Pax Domini sit semper vobiscum

Monday, January 10, 2022

Doing the singles thing

 


There’s a training cadence to meet the needs of everyone if you spend some time searching for and reading about it. From the time-tested beginner barbell training protocol of three sets of eight reps to the German Volume Training protocol of ten sets of ten reps. 

Whatever you want, it’s yours to be had; all you must do is show up and do the work and, more likely than not, you’ll make fitness training progress if the protocol you use has a progressive resistance component to it.

I’m currently playing around with singles. One way I trained with singles was doing a singles progression of about eight to ten rounds with the final rounds being about 90 percent to a personal best attempt depending on how I was feeling and how I did with the previously completed rounds. Then, I’d close with a bonus round using a weight that was about 65 percent of my one repetition max. I’d completed as many repetitions as possible which gave me a nice closing muscle hypertrophy feeling that the singles didn’t deliver.

Recently I started singles training for double kettlebell overhead press, double kettlebell rack squat, weighted pull-ups, and weighted bar dips. While nothing is cast in stone, the workouts completed thus far have been of 20 singles every minute on the minute. 

Time will tell what return on my training investment doing these singles gives me.
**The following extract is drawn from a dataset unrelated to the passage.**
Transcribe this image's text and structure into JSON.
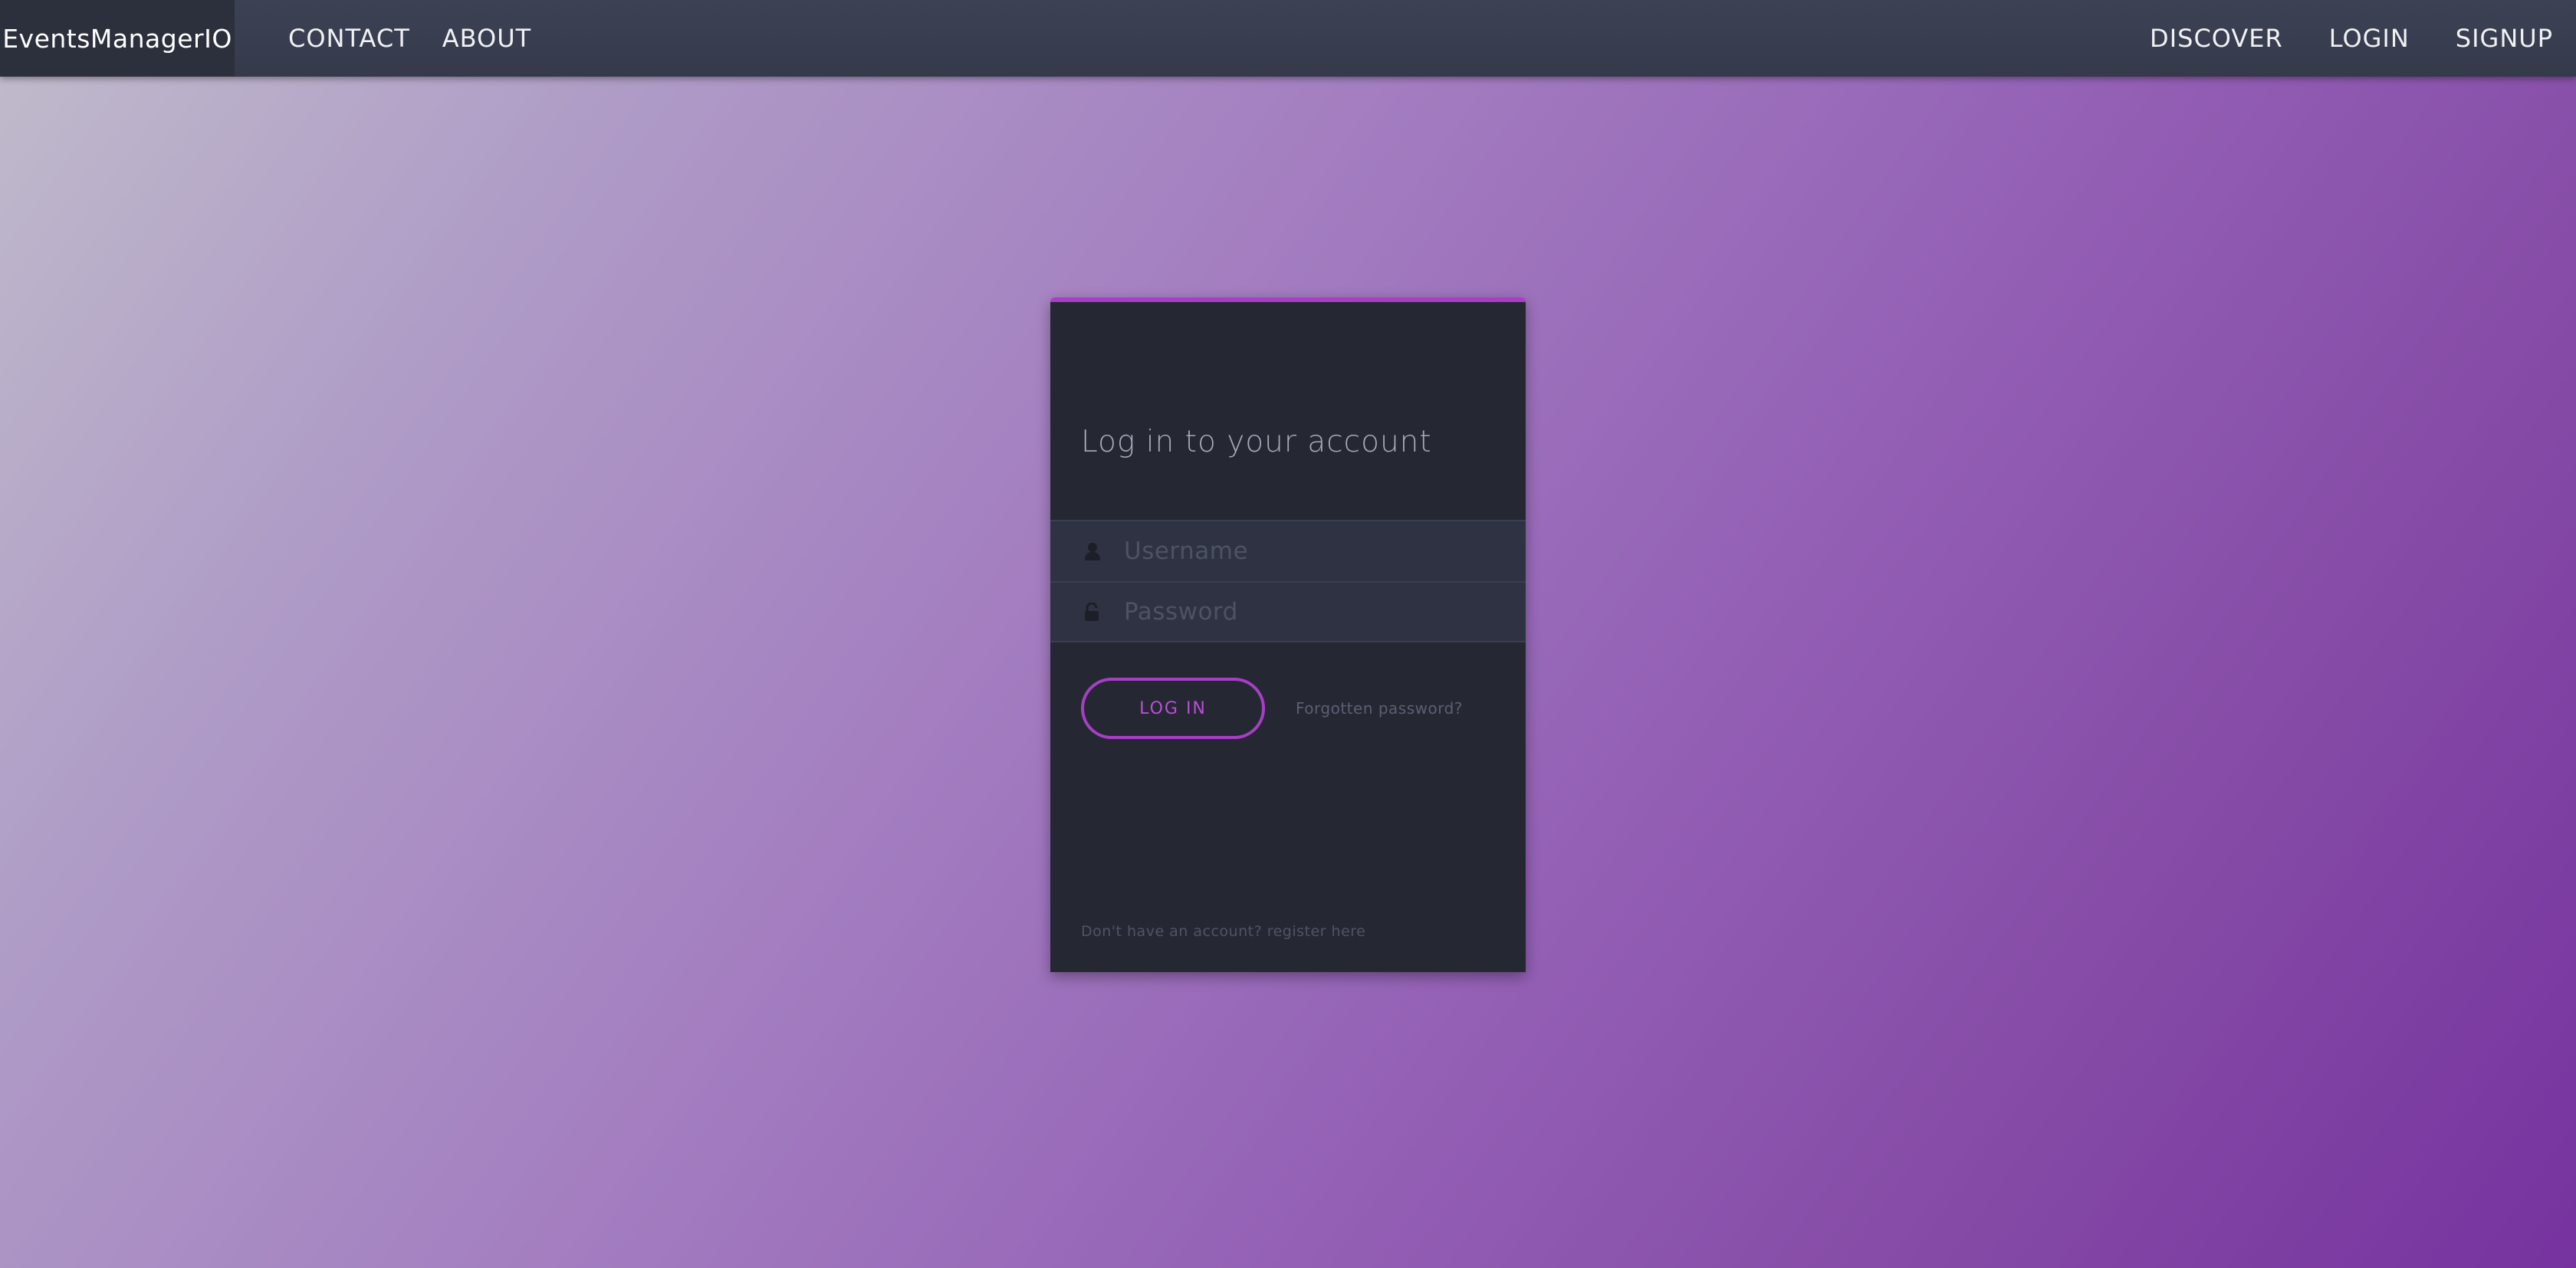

As a minimum, experience lifting something heavy for me should make lifting something not as heavy a bunch of times easier to do. So long as the singles training has a progressive resistance component to it, I can’t help but thinking this training will be fruitful along with the other work I’m doing.

Here’s a recent workout using a pair of 24kg kettlebells and doing a singles workout consisting of 20 singles done every minute on the minute.

It’s kind of fun doing the singles thing.